Prior to his current position as minister for intelligence, Mr Kasrils was first appointed as deputy minister for defence in 1994.

During this tenure he discovered that a vast extent of intelligence files and documents had been systematically destroyed by the old apartheid regime. “As a vice-minister of defence, the first thing I did was march into military intelligence who would have been involved in the activities here (in Ireland), and they were virtually the most aggressive arm of the securocrats in apartheid South Africa.

“I sat down at the computer banks and Joe Slovo’s was the name I first put in. It spewed out 800 pages of his speeches, but nothing else, nothing operational whatsoever, because the old security order had assidiuously spent months just incinerating documentation and wiping computers, hard drive, the lot,” Mr Kasrils explained.

In that context, Mr Kasrils cautioned that intelligence material could have been destroyed which related to British intelligence’s importation of South African weaponry for unionist paramilitaries in the North during the mid-1980s. However, he also confirmed that in the event of “any factual leads, we would be very interested in pursuing them”.

Mr Kasrils also expressed deep interest in recent revelations that former senior members of the RUC and PSNI have been removing police confidential files to prevent the Police Ombudsman accessing them.

Nevertheless, Mr Kasrils argued that – on the basis of political negotiations producing an “even playing field” in relation to policing – republicans should be confident about such developments.

“It obviously has to come about through the negotiation and the new dispensation, and its got to be an even playing field. It can’t be a domination of one over the other,” Mr Kasrils said.

“One’s got to create here a new state apparatus which, as I say, the emphasis should then be on the professionalism, and therefore the objectivity and non-partisanship. I would say, once you can achieve that dispensation, then republicans need to go into this – eyes wide open – with courage, determination and professional ethic.”

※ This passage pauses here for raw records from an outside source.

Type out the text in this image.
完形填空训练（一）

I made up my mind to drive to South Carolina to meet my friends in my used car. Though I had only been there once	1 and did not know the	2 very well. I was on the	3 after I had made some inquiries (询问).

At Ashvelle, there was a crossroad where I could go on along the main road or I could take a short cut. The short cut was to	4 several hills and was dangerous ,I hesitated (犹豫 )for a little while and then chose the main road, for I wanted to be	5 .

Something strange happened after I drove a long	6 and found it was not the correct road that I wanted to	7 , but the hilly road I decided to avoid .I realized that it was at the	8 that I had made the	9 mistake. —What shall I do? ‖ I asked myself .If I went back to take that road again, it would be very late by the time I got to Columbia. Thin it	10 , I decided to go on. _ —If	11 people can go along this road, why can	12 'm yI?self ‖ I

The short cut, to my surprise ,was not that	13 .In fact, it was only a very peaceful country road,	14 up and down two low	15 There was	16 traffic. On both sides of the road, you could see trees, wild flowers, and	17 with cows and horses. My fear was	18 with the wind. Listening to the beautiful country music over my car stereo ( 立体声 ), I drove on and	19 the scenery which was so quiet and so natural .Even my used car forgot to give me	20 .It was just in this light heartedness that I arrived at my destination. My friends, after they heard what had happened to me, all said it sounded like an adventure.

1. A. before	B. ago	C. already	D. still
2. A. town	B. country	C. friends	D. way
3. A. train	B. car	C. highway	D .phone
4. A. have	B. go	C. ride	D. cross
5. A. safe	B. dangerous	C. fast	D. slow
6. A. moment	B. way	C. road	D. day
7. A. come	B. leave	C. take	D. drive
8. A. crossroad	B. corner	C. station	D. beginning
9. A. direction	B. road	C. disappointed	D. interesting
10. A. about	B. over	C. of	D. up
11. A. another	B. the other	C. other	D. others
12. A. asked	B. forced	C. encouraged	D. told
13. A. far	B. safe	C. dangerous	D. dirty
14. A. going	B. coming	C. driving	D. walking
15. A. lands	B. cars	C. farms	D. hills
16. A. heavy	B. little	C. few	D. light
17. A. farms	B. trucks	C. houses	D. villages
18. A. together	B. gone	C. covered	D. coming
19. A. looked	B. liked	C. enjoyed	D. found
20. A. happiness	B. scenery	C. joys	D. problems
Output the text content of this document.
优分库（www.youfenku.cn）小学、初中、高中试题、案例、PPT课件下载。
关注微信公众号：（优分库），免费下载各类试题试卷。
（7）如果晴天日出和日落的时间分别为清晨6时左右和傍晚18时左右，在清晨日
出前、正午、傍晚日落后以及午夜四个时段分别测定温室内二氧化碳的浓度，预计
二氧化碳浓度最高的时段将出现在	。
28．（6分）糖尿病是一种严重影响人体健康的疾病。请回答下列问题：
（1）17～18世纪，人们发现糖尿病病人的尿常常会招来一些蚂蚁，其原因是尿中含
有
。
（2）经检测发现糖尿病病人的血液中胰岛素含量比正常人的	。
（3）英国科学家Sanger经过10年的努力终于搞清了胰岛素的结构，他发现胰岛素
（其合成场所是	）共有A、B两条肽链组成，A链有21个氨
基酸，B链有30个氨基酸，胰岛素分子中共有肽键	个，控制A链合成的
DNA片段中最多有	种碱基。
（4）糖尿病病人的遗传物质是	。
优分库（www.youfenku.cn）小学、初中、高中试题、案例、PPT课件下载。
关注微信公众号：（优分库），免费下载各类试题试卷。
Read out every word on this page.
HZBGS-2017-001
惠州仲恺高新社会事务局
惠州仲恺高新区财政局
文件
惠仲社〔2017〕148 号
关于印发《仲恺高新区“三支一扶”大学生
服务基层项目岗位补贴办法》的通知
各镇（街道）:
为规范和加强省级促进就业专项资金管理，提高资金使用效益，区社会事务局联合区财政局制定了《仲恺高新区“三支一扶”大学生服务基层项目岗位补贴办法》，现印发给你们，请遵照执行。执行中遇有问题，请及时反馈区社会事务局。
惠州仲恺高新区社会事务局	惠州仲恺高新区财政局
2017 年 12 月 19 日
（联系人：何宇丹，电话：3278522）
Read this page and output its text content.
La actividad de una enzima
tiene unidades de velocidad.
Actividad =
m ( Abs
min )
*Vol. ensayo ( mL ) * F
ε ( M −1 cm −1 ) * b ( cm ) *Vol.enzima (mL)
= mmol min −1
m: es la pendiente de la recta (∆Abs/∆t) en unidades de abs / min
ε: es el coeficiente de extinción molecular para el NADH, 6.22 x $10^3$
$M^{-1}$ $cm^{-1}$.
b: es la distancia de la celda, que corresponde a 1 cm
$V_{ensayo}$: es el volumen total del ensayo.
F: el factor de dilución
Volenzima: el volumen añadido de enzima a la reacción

Mr Kasrils also singled out the transfer of accountability and control over intelligence functions to a local assembly as an important element of any new beginning to policing. Drawing parallels with the Middle East, Mr Kasrils said: “Otherwise you’re in a situation of the Israeli ‘Goliath’ dealing with a Palestinian ‘David’, where the control of security, of borders and of intelligence is in the hands of the ruling power, and where the status of the other party is diminished and under control.

“Now how can you develop confidence, trust in a process, unless Britain is prepared to hand over that responsibility and authority?

“Given the history of the conflict here, there must be a move in the direction of ensuring the control under the parliament of Northern Ireland. If you don’t have that control and accountability to this assembly then you have a perverted situation,” Mr Kasrils added.

The leading South African minister also criticised any policing process which restricts former combatants to “tame or sanitised directorates such as human resources and administration”.

In terms of policing, Mr Kasrils stressed that former combatants should be “involved at all levels – operational, surveillance, collecting information, analysis and so on”.

“This is something that we insist on – defence, military, policing, intelligence services – one has to, in the transformation of the state, ensure professionalism.

“Professionalism, standards, efficiency, non-partisanship, the objectivity aspect, these must be developed and insisted upon. It doesn’t come overnight but one has to have a total strategy and education policy to create a new ethos which fits the character of the new dispensation.”